L'un d'entre eux la souleva de terre et l'aida à marcher jusqu'au village qu'elle avait quitté le matin même. Elle fut envoyée sans ménagement dans sa cellule. Elle soupira. L'endroit était crasseux et sombre, normal pour une cellule. Une couchette en bois lui servirait de lit. Lorsque le repas lui fut servi, elle se retint de proposer ses services pour le lendemain tellement c'était infâme.

Un jugement était prévu afin de délibérer de sa culpabilité dans l'affaire du château détruit.

Après trois jours passés dans sa geôle, elle se mit à maudire Lina et les autres pour être partis sans elle. Ses cheveux étaient toujours aussi blancs, même pas un semblant de pigmentation n'était apparu. Tout comme la couleur de sa chevelure ses pouvoirs n'étaient pas revenus. Constatant son état d'impuissance face à la situation, elle avait entreprit de s'évader. Le tout était de savoir comment elle pouvait s'en sortir sans magie. Mal probablement.


Lina et ses amis avaient facilement réussi à fuir leurs assaillants. Ils étaient à présent non loin de la frontière qui les séparait du désert du sud, dernier rempart entre leur monde et le nouveau. Ils avaient établi un campement à côté d'un point d'eau.

- Vous êtes sûre Mlle Lina que c'était une bonne idée de laisser Mlle Yaone là bas ? demanda Amélia inquiète.

- Mais oui, répondit elle sur un ton neutre, elle va s'en sortir comme une grande. De toute façon elle n'était pas en état pour nous suivre, je le sais par expérience. Elle aura comme ça le temps de se reposer aux frais de la princesse et une fois ses pouvoirs revenus elle pourra s'enfuir et nous rejoindre tranquillement.

- Encore faudrait-il qu'elle sache où nous sommes, lança Zelgadis.

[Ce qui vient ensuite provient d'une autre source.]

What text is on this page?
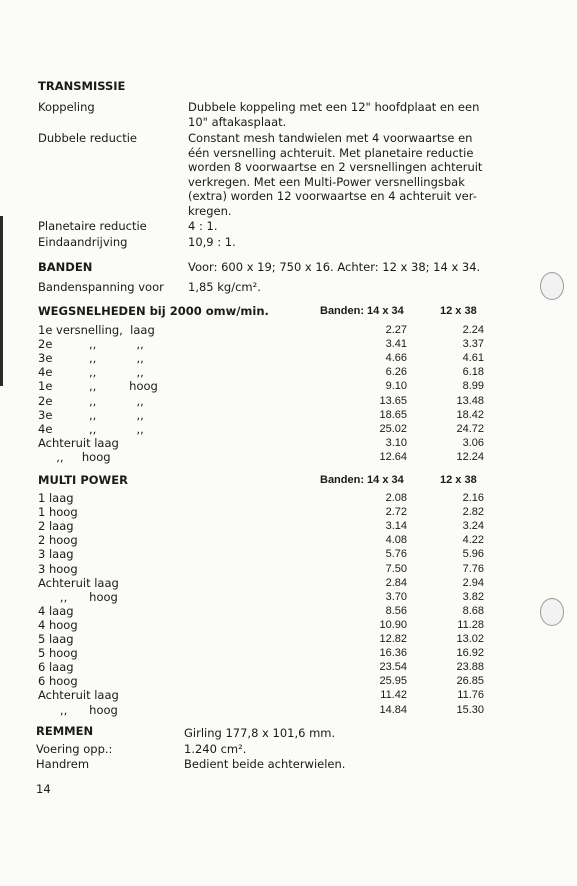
TRANSMISSIE
Koppeling	Dubbele koppeling met een 12" hoofdplaat en een
10" aftakasplaat.
Dubbele reductie	Constant mesh tandwielen met 4 voorwaartse en
één versnelling achteruit. Met planetaire reductie
worden 8 voorwaartse en 2 versnellingen achteruit
verkregen. Met een Multi-Power versnellingsbak
(extra) worden 12 voorwaartse en 4 achteruit ver-
kregen.
Planetaire reductie	4 : 1.
Eindaandrijving	10,9 : 1.
BANDEN	Voor: 600 x 19; 750 x 16. Achter: 12 x 38; 14 x 34.
Bandenspanning voor 1,85 kg/cm².
WEGSNELHEDEN bij 2000 omw/min.	Banden: 14 x 34	12 x 38
1e versnelling,  laag	2.27	2.24
2e          ,,           ,,	3.41	3.37
3e          ,,           ,,	4.66	4.61
4e          ,,           ,,	6.26	6.18
1e          ,,         hoog	9.10	8.99
2e          ,,           ,,	13.65	13.48
3e          ,,           ,,	18.65	18.42
4e          ,,           ,,	25.02	24.72
Achteruit laag	3.10	3.06
,,     hoog	12.64	12.24
MULTI POWER	Banden: 14 x 34	12 x 38
1 laag	2.08	2.16
1 hoog	2.72	2.82
2 laag	3.14	3.24
2 hoog	4.08	4.22
3 laag	5.76	5.96
3 hoog	7.50	7.76
Achteruit laag	2.84	2.94
,,      hoog	3.70	3.82
4 laag	8.56	8.68
4 hoog	10.90	11.28
5 laag	12.82	13.02
5 hoog	16.36	16.92
6 laag	23.54	23.88
6 hoog	25.95	26.85
Achteruit laag	11.42	11.76
,,      hoog	14.84	15.30
REMMEN	Girling 177,8 x 101,6 mm.
Voering opp.:	1.240 cm².
Handrem	Bedient beide achterwielen.
14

- Elle sait où on va, reprit Lina, elle va donc emprunter à peu près le même chemin que nous, il suffit de l'attendre dans un endroit où on est certain de pouvoir se retrouver.

Lina ouvrit son sac et en sorti une carte. Elle pointa un endroit avec son poignard. Les autres regardèrent le plan et virent sous la lame que la sorcière pointait la dernière grande ville d'Elmekia.

- C'est donc là que tu veux qu'on attende Yaone ? demanda la chimère.

- Exactement !

- En tout cas, commença Gourry, moi j'ai hâte de la revoir parmi nous !

Lina tiqua en entendant le blond parler de cette façon de l'autre sorcière.

- C'est vrai quoi, reprit le guerrier, sa cuisine me manque un peu…

Zelgadis le fusilla du regard, c'était lui qui s'occupait de faire les repas en l'absence de Yaone et ne prit pas vraiment bien ce que venait de lui dire son soi-disant ami. "Traitre" murmura la chimère. Amélia et Lina éclatèrent de rire voyant la mine désabusée de Zelgadis et celle de Gourry qui avait comprit qu'il avait encore parlé un peu vite.

- Je pense qu'il faudra cinq jours pour arriver là bas, fit remarquer Amélia après avoir calmé son rire.

- Alors c'est décidé, on l'attend là bas et on en profite pour faire des provisions en vu de notre traversé du désert, conclu Lina.

Les trois autres acquiescèrent. Ils se couchèrent tous sur cette résolution.


Cette nuit là, pendant que Lina et les autres dormaient comme des bienheureux, Yaone avait vaguement entreprit de creuser un tunnel d'évasion à l'aide de sa petite cuillère volée lors, il faut bien le dire, d'un des merveilleux repas qui lui étaient servit. Elle était agenouillée dans un coin de sa cellule le dos tourné vers la porte de façon à cacher sa laborieuse tentative.

- Je peux savoir ce que vous faites ? lui demanda une voix.

- Je creuse un trou, répondit-elle dans ton las.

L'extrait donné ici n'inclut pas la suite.